The heart of Yili lies in the practice of its “Eight Shapes.” Yili teaches that there are eight ways in which one may respond to attack. These “shapes” (also known as “strategies”) are trained constantly through two-man exercises and the “Eight Shape Forms.” These short forms are named after the eight diagrams of the Yijing (aka. “I Ching”, the ancient Book of Changes): Heaven, Earth, Water, Fire, Metal, Wood, Mountain (also known as “Still”), and Wind.
The various techniques and postures of the classical internal systems are applied through these special strategies and allow the Yili practitioner to easily evade and attack while simultaneously placing himself in a position from which he can control the aggressor and bring him down.

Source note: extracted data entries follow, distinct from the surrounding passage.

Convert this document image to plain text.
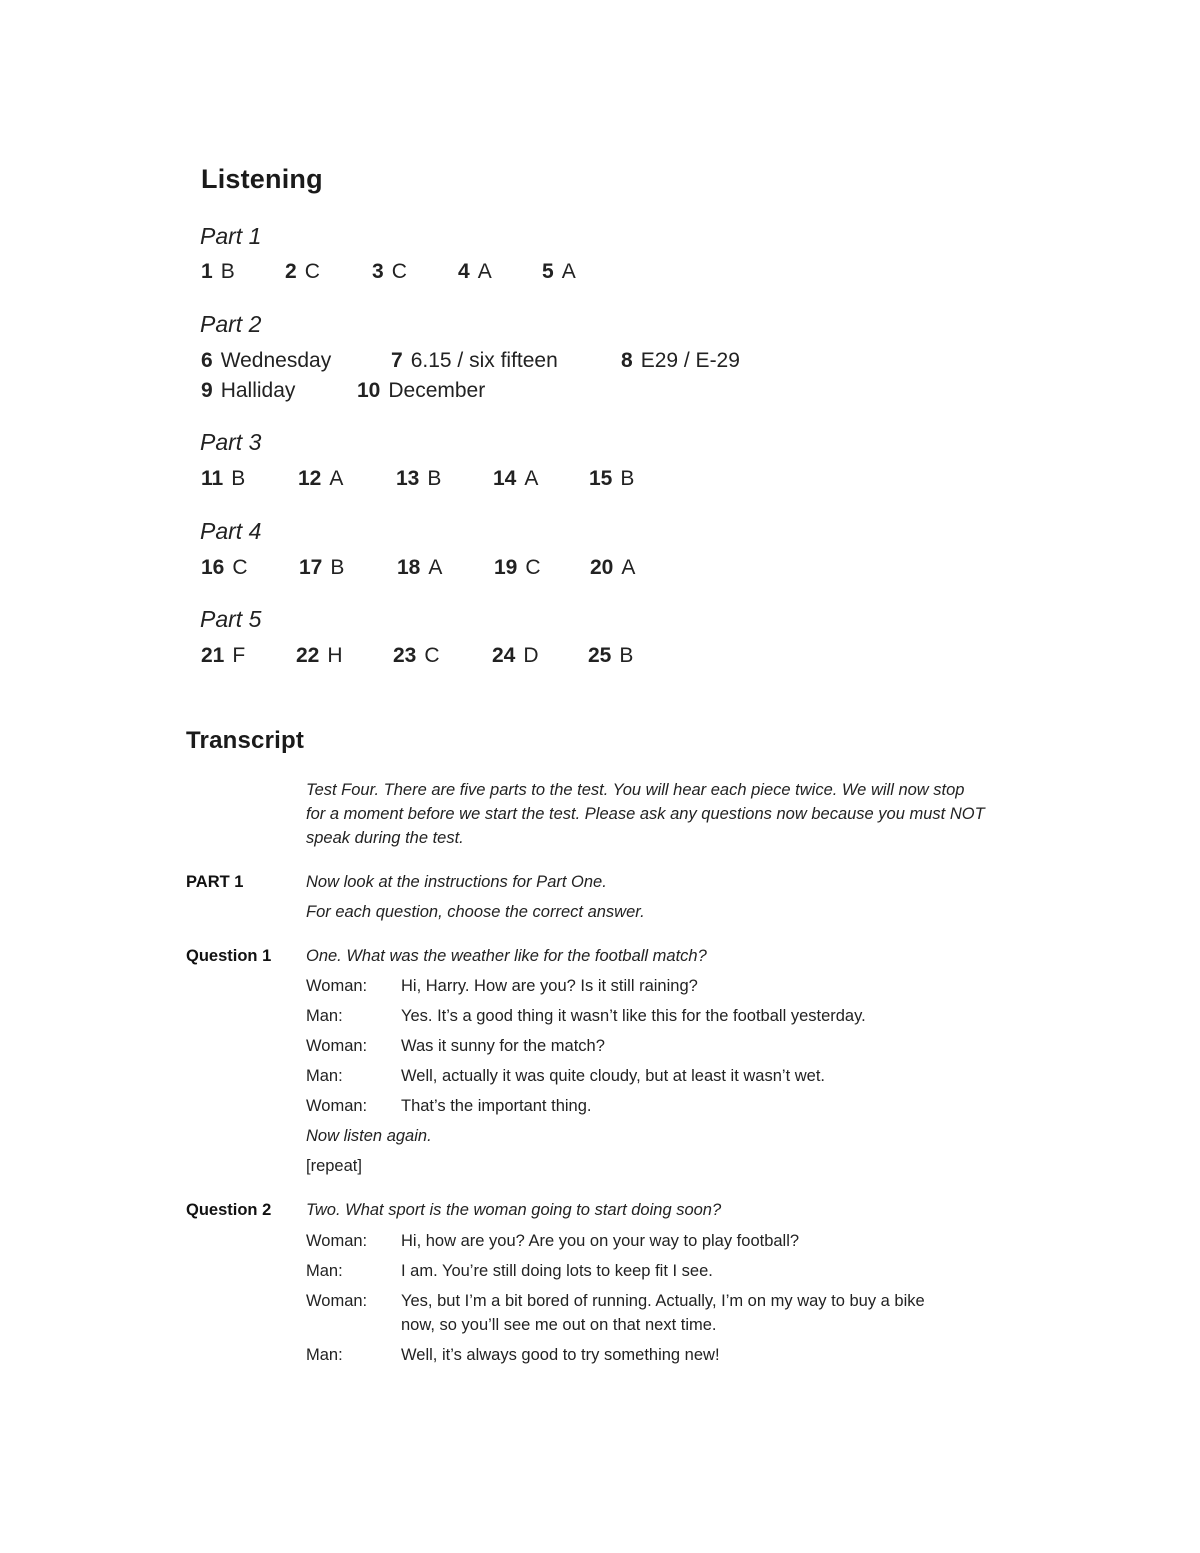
Listening
Part 1
1 B 2 C 3 C 4 A 5 A
Part 2
6 Wednesday	7 6.15 / six fifteen	8 E29 / E-29
9 Halliday	10 December
Part 3
11 B	12 A	13 B 14 A 15 B
Part 4
16 C 17 B	18 A 19 C 20 A
Part 5
21 F 22 H 23 C 24 D 25 B
Transcript
Test Four. There are five parts to the test. You will hear each piece twice. We will now stop for a moment before we start the test. Please ask any questions now because you must NOT speak during the test.
PART 1	Now look at the instructions for Part One.
For each question, choose the correct answer.
Question 1 One. What was the weather like for the football match?
Woman: Hi, Harry. How are you? Is it still raining?
Man:	Yes. It’s a good thing it wasn’t like this for the football yesterday.
Woman: Was it sunny for the match?
Man:	Well, actually it was quite cloudy, but at least it wasn’t wet.
Woman: That’s the important thing.
Now listen again.
[repeat]
Question 2 Two. What sport is the woman going to start doing soon?
Woman: Hi, how are you? Are you on your way to play football?
Man:	I am. You’re still doing lots to keep fit I see.
Woman: Yes, but I’m a bit bored of running. Actually, I’m on my way to buy a bike now, so you’ll see me out on that next time.
Man:	Well, it’s always good to try something new!
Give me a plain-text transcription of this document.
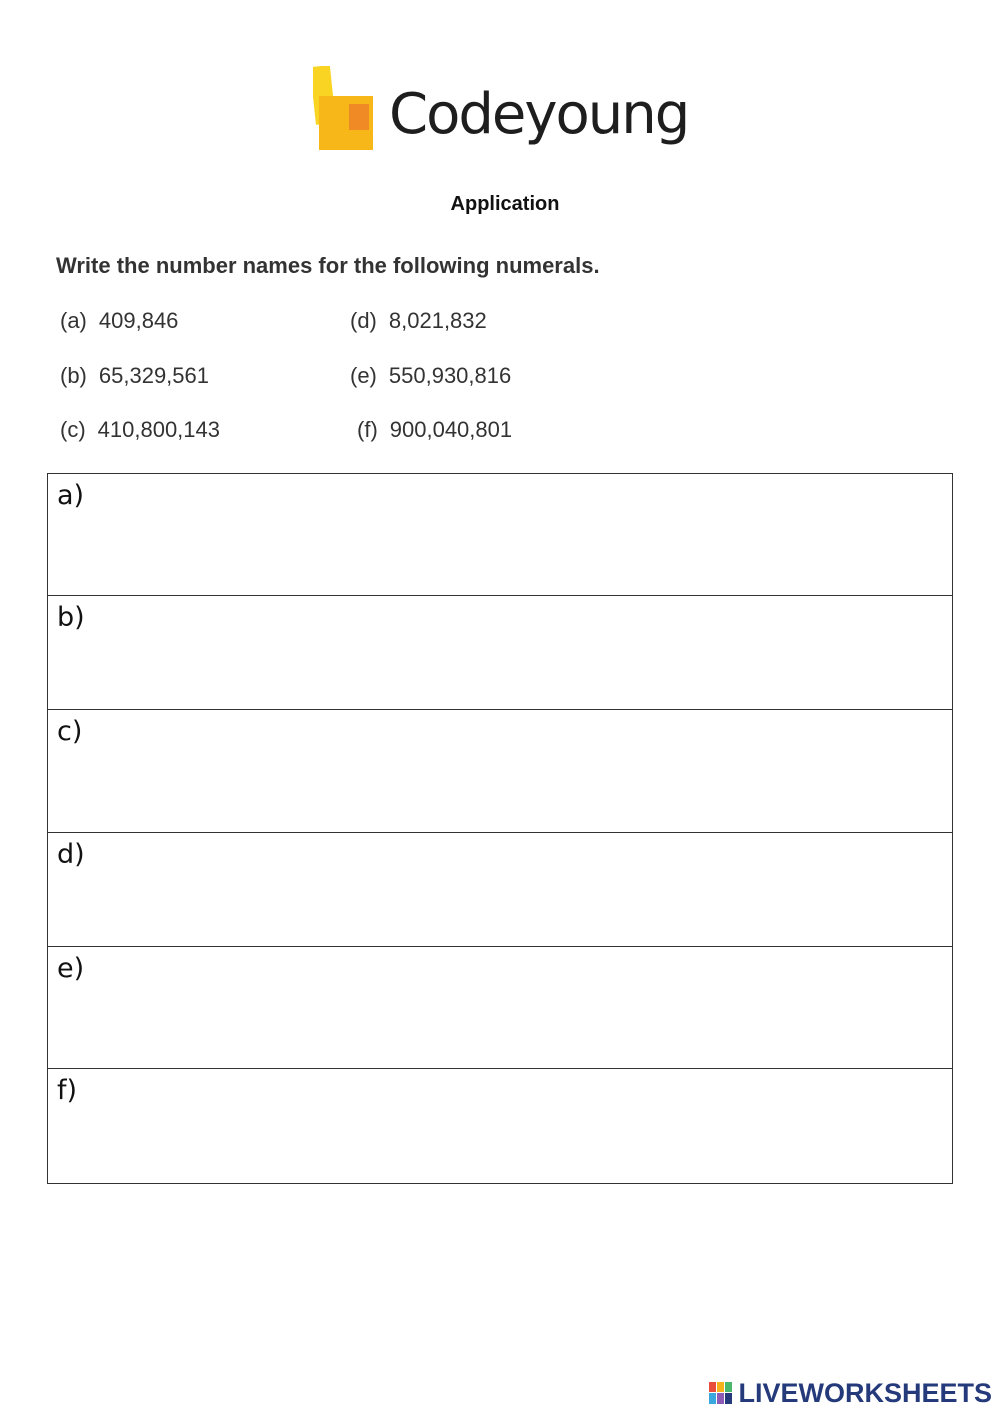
Codeyoung
Application
Write the number names for the following numerals.
(a) 409,846
(b) 65,329,561
(c) 410,800,143
(d) 8,021,832
(e) 550,930,816
(f) 900,040,801
a)
b)
c)
d)
e)
f)
LIVEWORKSHEETS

After completing the basic training of Baixing, Xing Yi, Taiji, and Bagua, and after learning the principles underlying Yiliquan, the Yili Senior moves on to a period of synthesis. He takes his previous learning and thoroughly examines it in depth. Topics of study include, but are not limited to anatomy, physiology, physics, kinesiology, angle of attack, appropriate methods of breathing during forms and fighting, finding hidden techniques in forms, defenses against a variety of weapon attacks, traditional Chinese medicine, etc.
A Yili senior’s understanding of the concepts and methods of Yili is deepened through this extensive curriculum. A number of essays are required on varying topics, assigned by the supervising instructor, covering theory, history, medicine, philosophy, and technique. The ideal of the fourfold boxer (that of training as Warrior, Scholar, Healer, and Sage) is realized during this time.